Advice sought please because I cant find any info out there on mortgaged CU loans in arrears or advice for people the wrong side of 55.

Our CU loan (for a start up business a few years ago) is secured by land on which our small family business is located.
Its over 100k and for the last two years payments have been halved, but now it isnt clearing the debt by more than a few thousand per year.
biggest worry is at the 8.5% rate of interest charged doubt we'll have it paid back before retirement. cant sell the land as our business isnt one that can relocate.
The business is our only source of income, and its just surviving, but the loan is personal and the rate seems to be the same as if it were a 'normal' size unsecured loan. 

if we ask the CU to look at reducing or freezing  the interest rate on such a big debt are they likely to help? 
 As the CU loan is secured, its equally worrying as paying the mortgage on our house. in fact more so, because if they repossess we'd have no income to pay the house mortgage either.
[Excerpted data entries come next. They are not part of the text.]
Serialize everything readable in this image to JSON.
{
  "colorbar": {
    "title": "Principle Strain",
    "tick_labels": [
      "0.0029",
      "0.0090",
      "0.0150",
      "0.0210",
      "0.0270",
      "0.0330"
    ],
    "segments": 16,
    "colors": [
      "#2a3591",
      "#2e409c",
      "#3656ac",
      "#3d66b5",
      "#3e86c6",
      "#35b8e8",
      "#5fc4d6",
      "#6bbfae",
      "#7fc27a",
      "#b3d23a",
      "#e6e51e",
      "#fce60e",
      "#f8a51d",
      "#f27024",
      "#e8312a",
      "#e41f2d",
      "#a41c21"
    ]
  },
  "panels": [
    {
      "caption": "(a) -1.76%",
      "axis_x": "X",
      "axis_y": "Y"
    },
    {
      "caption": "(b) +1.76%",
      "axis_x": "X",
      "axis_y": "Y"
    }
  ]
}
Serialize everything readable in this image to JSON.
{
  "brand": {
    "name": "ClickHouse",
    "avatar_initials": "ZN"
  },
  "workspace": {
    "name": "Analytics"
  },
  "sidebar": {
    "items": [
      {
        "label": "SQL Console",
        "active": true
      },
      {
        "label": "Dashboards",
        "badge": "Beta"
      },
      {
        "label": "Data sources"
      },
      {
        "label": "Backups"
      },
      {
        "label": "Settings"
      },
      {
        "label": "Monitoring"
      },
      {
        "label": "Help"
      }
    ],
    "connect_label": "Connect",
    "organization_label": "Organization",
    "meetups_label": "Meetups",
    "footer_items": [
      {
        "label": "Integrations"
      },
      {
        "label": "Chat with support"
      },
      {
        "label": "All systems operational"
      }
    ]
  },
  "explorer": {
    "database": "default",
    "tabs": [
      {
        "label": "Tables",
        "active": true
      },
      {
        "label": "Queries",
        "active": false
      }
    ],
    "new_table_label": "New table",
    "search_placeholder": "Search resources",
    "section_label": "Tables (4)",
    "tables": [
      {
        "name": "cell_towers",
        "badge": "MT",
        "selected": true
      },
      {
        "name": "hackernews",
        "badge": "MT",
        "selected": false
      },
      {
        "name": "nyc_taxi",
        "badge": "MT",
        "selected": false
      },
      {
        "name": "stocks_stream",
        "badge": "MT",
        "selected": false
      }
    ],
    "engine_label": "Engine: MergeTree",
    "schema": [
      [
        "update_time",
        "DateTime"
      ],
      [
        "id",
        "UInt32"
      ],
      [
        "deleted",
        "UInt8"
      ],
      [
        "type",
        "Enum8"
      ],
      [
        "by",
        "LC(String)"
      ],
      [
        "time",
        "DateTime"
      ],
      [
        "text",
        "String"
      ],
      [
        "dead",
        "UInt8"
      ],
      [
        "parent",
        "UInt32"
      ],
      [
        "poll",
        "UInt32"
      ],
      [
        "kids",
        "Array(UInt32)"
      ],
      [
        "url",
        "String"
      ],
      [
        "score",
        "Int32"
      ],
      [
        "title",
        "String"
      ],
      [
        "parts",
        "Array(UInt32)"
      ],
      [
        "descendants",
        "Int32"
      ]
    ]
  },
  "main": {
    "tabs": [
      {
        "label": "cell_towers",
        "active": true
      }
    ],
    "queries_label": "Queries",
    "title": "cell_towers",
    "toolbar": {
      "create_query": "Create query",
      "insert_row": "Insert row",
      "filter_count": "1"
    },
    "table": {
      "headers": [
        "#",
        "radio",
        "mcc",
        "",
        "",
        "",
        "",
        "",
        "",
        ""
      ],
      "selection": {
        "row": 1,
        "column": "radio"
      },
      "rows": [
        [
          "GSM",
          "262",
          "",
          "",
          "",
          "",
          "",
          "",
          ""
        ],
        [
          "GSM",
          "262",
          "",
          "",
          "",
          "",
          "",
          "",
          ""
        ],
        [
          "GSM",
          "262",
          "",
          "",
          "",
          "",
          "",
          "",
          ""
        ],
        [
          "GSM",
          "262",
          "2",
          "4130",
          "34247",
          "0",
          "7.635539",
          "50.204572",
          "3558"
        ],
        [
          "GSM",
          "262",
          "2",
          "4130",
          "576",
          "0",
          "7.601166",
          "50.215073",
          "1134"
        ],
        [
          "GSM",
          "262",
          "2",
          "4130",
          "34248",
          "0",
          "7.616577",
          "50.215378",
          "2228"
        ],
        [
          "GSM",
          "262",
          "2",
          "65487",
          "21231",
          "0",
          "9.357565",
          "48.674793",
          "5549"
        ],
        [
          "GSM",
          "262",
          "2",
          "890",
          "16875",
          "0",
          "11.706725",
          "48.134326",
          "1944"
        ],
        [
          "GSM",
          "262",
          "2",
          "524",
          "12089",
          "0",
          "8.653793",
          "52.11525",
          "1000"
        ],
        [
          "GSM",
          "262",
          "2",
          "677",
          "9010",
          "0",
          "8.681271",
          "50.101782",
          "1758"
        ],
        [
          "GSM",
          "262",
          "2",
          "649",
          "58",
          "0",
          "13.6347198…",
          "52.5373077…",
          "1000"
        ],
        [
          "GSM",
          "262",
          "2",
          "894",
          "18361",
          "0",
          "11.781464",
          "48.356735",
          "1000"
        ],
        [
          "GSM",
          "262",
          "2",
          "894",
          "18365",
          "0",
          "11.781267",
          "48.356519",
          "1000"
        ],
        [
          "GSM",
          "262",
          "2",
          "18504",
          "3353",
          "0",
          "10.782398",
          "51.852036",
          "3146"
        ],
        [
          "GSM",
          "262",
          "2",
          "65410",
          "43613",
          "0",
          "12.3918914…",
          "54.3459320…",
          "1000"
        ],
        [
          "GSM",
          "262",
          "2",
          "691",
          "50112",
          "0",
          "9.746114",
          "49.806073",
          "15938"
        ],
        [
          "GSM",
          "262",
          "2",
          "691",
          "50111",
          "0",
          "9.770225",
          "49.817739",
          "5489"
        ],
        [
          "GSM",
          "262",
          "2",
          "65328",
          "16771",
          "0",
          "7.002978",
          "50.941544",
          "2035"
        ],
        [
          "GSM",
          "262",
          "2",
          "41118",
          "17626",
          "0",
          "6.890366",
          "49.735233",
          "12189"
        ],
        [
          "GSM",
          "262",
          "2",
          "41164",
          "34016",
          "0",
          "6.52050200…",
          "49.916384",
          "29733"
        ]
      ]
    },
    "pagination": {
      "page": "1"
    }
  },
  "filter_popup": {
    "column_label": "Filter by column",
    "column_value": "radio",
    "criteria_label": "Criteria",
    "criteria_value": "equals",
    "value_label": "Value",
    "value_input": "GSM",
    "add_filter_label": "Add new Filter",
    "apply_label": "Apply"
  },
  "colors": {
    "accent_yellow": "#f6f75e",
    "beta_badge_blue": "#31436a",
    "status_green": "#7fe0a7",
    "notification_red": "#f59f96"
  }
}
At our age getting another job in rural ireland is unlikely.
 We dont have a pension plan and will only get a basic state pension so it has to be paid before then. 

we also have credit card debt of 20k at even worse interest. we dont know who to pay first in this situation.
Has anyone any advice? Should we default on the credit cards to pay more to the CU?
like so many other posters, I cant sleep anymore for worrying about this.


----------



## RichInSpirit (18 May 2013)

I asked for zero interest on a large CU debt and eventually got it.
You may be helping them out by being on zero interest because your loan is getting paid back much quicker. Improving their books much quicker.
Maybe write them a letter pointing that out.


----------



## MsQ (19 May 2013)

Thanks for your reply. Can I ask, was your CU loan mortgaged?


----------



## RichInSpirit (19 May 2013)

No it was just unsecured debt that had built up over years, (of being able to borrow to support unprofitable activities). 

I wasn't even servicing all the interest on mine in the end, and I had to do something.
I'm now paying a (relatively)  small amount on it weekly, and I can see the debt reducing.

And everybody seems reasonably happy.


----------



## Brendan Burgess (20 May 2013)

Hi Ms Q

To get meaningful commentary, you should complete the Standard Format for people in arrears. 

http://www.askaboutmoney.com/showthread.php?t=170704

Brendan


----------